资料显示,仅在1981年到1986年间,中国每年植树造林面积平均为250万公顷,这一数字,是同一时间段苏联植树造林的两倍,也几乎是美国的两倍。
在河北省塞罕坝机械林场,从1962年深秋开始,三代人经历了55年的造林传奇。在青藏高原,世界屋脊的贫瘠荒凉正在因为植树造林变得有了色彩。从东北黑龙江一直到西部新疆,穿越200多个县、12个省和地区的防护林在慢慢成形。
“陆良八老”的世界并未如此广阔,1995年,人工造林结束,他们开始守山,这一守,就守到2010年8月。
每天,他们巡山到晚上十点,晚上轮流派出两个人守在山头,带着咸菜馒头做干粮。“头头”王小苗烟瘾大,为了防止火灾,他将打火机和烟斗放在家里。8个人里,除了王家寿的个性比较活泼,剩下的都个性温和,少言少语。
“我们都姓王,是一家人。”直到现在,王德映都记得,一次发现王小苗晕倒不省人事后,他带着“头头”驾着马车往医院赶。结果医院诊断,王小苗没有大毛病,就是三天没吃东西,饿的。
上电视讲述八老故事 感叹“老了种不动了”编辑本段
这几年,王德映越来越感受到时间的急促。他的行动越来越迟缓,从家里出发走到林场,3公里的路程,要慢慢走上几个小时。记忆力也不行了,想着去集市上补办手机卡,结果转了一圈,才发现没带身份证。

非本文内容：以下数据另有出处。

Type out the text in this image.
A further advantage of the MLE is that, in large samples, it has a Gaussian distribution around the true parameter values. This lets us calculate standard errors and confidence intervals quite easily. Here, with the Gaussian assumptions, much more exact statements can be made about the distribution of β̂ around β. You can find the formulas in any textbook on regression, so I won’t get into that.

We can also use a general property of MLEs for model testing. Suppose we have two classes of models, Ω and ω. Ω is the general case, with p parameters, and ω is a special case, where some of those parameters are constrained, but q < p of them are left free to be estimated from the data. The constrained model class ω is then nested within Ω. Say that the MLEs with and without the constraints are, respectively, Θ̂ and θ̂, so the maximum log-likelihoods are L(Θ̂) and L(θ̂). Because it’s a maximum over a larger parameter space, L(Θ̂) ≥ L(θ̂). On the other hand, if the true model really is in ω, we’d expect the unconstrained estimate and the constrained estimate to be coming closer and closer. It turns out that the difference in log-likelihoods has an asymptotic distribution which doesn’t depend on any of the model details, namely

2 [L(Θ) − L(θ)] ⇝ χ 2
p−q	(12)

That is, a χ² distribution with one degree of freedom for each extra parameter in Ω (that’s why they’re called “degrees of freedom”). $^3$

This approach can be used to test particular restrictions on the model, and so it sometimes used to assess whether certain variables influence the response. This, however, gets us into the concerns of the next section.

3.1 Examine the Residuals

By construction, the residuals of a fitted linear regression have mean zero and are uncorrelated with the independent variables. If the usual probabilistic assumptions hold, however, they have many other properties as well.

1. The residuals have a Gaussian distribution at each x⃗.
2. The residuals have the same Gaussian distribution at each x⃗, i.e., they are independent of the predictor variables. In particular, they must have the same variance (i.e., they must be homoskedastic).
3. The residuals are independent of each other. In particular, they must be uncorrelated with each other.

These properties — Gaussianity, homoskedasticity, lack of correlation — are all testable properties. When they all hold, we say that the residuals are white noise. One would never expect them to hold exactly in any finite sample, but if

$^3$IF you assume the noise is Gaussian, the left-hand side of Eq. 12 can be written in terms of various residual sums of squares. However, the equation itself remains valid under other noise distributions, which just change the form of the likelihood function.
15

身边的兄弟也在离去,“陆良八老”里,首先离开的,是文化水平最高的王家寿。那是2014年,当时,王德映还能赶去帮忙抬棺、守夜。到2018年,王家云和王云方去世时,王德映就只能慢慢走过去,默默送老兄弟最后一程。
“人死了,树还活着。”这是八老的“头头”王小苗生前的口头禅。守着荒山大半辈子,“陆良八老”留下的13.6万亩树林,是什么概念?——折算下来,差不多是3个澳门的大小。
王德映没去过澳门,他去过的最远的地方是北京,去电视台讲述“陆良八老”的故事,没备讲稿,被扶到台上,想了许久,感叹一声:“我现在老了,种不动了。”
曾经,将过多的关注都放在林场,“陆良八老”都对家人有着愧疚。
王家寿的儿媳保映芬记得,她结婚时,直到傍晚,公公才匆匆从林场赶回,喝完儿媳妇的茶又上山了。后来,公公还把丈夫王明昆也带上山护林,她生儿子时,丈夫都没陪在身边。
再后来,儿子慢慢长大,每到过年,保映芬都给孩子换上新衣裳,带着做好的饭菜进山找家人过年。
“他们是在做好事呀。”如今,保映芬唯一的遗憾,就是公公王家寿离开得太早,没有住过一天新房子,“房子还在打地基,他就走了。本来我们还想着能让他享享福。”
王德映的老伴陈玉秀已经失明,在那些丈夫几乎住在山上的年月,她独自在家带着孩子,操持家务。现在,王德映会做好饭,送到她手上,也会在她晒太阳时,陪她坐着,随便说点什么,或者啥都不说。
生命到现在,只剩下平和,或者,他们一直都拥有这样的平和。
老人们的生活很安静,王开和和王长取两位老人,每天到点儿就会慢悠悠走到村里的居家养老中心吃饭,他们很少交流,沉浸在自己的世界里。
偶然,王长取会突然问,“‘陆良八老’还剩下几个呢。”
“只有你们4个了。”路人回答。
“哦。”顿了下,他似乎才反应过来,转身继续缓慢走在小路上,嘴里念叨着:“人死了,树活着就行。”